CEDAR LAKES, W.Va. – The 2013 Mountain State Art and Craft Fair is filled with sounds and smells. From kettle corn popping to the roar of a hot furnace firing glass, it’s a true West Virginia tradition.

The fair got started back in 1963 as part of the state’s centennial celebration and has been going strong ever since. This year more than 170 juried artists are taking part in the four-day event that got underway on Thursday.

Dan Templeton is one of the artists. He and his wife own Templeton’s Salt Glazed Pottery in Wheeling. This is their first year at the fair and Templeton wanted to show off his craft.

“It’s what they call throwing, hand throwing. No molds, my hands are my molds,” explained Templeton.

He’s not just selling his pottery, he’s demonstrating his craftsmanship and taking questions from curious shoppers.

Thomas Doak is from Doddridge County. He makes and sells rockers, swings and tables made from West Virginia wood: cherry, oak, maple and walnut. He got started years ago when he was an economics teacher at Doddridge County High School. He wanted to show his students that running a small business was possible.

“Can you run a business doing this? And the bottom line is yes, you can! But you can’t overextend yourself,” stressed Doak.

Within a couple hours of the fair opening he’d sold every swing he brought with him and the handmade rockers were going quickly.
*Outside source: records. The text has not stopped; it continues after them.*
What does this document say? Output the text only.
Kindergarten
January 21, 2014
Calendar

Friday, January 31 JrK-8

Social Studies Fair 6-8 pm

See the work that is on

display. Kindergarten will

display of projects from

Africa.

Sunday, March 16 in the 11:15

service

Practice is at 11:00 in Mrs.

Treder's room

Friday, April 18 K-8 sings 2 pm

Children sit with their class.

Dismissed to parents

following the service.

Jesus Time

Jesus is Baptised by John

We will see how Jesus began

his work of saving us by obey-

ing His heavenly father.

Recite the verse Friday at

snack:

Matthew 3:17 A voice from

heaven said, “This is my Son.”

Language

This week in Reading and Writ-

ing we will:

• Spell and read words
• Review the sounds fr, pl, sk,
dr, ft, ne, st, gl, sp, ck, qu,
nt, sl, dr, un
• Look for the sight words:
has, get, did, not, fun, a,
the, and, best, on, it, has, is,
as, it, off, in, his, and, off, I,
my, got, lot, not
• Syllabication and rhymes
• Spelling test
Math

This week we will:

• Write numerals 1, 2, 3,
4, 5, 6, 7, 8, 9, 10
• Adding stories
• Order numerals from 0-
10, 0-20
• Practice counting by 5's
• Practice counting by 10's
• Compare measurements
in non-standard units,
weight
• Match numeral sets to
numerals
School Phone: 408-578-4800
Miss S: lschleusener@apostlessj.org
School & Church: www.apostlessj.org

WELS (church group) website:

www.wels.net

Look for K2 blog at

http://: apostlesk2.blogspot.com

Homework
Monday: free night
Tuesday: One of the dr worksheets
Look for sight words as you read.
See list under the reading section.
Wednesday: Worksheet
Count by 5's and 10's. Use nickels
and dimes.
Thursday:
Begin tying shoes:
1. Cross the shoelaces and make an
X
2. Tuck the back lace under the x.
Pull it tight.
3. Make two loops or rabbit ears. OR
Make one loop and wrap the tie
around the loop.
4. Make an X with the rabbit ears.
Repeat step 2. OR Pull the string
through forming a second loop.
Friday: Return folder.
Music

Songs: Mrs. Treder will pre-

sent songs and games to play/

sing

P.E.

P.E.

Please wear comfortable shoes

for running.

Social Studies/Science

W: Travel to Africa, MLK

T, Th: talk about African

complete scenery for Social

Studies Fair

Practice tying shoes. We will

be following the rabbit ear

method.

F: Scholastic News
For the third year in a row Martha Watson-Kessinger of St. Albans was showing her handmade goods at the event. In fact, it’s a family affair. She crochets, her husband is a cooper and their daughter is a painter. Together they create the products for their business Revolutionary Road.

“It was a way to express the love of our hobbies and share them with other people,” she explained.

But the homemade goods don’t stop at arts and crafts. Charlie Brown from Jacksonville, Fla. was popping up bag after bag of kettle corn to sell to hungry shoppers. What’s his secret?

“When we cook it, we take the raw corn, some vegetable oil and add some sugar, cook it together and then salt it and serve it,” Brown explained. “Simple and great!”

Eighty-percent of the vendors at this year’s fair are from West Virginia.